Date

Definition

Original date of release or broadcast of a Work, or of its creation/production (FIAF 1.3.4).

CALM
Sierra

Date

DatType/Date1/2 (008)

Publication, Distribution, Manufacture, and Copyright Notice (264)

Where will you find the information?

  • the container

  • accompanying material

  • wrapper of metadata in a digital file

  • reported by authoritative secondary sources such as filmographies, censorship visas, etc

  • watch/listen to the item (the date may appear on the title screen or in the end credits, often as a copyright notice). If there is no date, it may be possible to infer it from the content (e.g. by working out the date of an event depicted such as a conference).

Rules

  • The date should primarily refer to the date of creation or production of a title. However, one title may have multiple dates associated with it, for example if the year of production differs from the year of first publication. If this is the case, record both dates and note to what each refers.

  • For items created across a range of dates, use earliest and latest date (specific dates or other contextual information can be added in description field if required for archival material, or in notes fields for published material in Sierra).

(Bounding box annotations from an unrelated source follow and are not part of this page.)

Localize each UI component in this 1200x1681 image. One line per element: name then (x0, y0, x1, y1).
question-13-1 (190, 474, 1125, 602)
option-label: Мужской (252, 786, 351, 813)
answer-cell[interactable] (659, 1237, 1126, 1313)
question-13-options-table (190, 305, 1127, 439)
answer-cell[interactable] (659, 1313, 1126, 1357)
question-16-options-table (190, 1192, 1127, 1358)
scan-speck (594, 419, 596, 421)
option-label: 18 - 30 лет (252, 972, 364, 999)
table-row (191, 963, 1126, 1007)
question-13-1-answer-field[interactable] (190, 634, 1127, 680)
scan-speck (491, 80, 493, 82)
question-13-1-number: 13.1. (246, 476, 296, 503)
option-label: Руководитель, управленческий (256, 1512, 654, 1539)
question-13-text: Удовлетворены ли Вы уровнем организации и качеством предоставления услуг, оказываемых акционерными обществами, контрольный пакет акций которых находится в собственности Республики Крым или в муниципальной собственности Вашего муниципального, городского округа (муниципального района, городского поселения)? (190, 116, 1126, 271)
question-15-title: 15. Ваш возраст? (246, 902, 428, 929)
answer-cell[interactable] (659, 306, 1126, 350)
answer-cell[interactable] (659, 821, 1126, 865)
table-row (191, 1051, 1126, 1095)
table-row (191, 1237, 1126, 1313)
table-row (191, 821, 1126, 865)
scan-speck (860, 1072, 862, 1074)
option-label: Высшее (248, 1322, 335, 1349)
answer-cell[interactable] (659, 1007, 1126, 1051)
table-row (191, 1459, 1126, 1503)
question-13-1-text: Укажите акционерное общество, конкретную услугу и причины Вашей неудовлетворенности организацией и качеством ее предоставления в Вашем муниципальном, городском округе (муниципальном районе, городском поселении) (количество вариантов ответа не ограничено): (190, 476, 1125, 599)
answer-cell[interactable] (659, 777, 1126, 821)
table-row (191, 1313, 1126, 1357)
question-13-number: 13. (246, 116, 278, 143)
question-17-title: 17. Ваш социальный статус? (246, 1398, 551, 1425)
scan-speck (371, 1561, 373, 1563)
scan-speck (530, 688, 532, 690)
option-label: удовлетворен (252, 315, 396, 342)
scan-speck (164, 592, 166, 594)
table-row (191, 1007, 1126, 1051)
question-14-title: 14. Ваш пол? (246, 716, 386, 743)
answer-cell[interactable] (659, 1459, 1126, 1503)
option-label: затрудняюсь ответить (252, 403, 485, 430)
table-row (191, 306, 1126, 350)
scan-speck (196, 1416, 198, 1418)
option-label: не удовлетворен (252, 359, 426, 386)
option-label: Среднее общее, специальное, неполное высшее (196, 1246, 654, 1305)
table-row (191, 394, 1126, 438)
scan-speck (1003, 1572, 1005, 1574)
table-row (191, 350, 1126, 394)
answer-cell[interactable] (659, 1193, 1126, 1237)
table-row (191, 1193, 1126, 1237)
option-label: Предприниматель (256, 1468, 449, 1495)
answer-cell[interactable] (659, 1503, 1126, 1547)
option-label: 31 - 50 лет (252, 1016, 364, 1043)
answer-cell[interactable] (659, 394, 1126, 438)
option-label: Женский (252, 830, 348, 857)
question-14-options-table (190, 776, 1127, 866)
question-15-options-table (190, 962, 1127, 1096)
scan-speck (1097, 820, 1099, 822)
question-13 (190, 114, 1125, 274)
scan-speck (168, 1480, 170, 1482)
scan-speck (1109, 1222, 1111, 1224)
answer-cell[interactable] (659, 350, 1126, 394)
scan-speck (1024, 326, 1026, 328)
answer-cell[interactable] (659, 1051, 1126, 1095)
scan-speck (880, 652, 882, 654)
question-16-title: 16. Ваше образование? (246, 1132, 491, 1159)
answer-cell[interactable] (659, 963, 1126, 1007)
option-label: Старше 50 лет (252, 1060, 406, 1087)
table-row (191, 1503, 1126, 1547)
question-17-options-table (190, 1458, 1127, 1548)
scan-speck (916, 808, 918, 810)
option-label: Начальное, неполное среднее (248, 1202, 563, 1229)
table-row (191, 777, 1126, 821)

  • Do not use 'no date' or 'n.d.'; everything can have at least a vague date, provide an estimate or date range if necessary.

Notes

FIAF manual places emphasis on date of release or broadcast for identifying a Work, and that date of creation or production should be provided in the absence of this. It says, though, that ‘there is no primary or “preferred” year or date except within the context of the type of Work and, where applicable, its Variants.’ In practice we would use date of creation.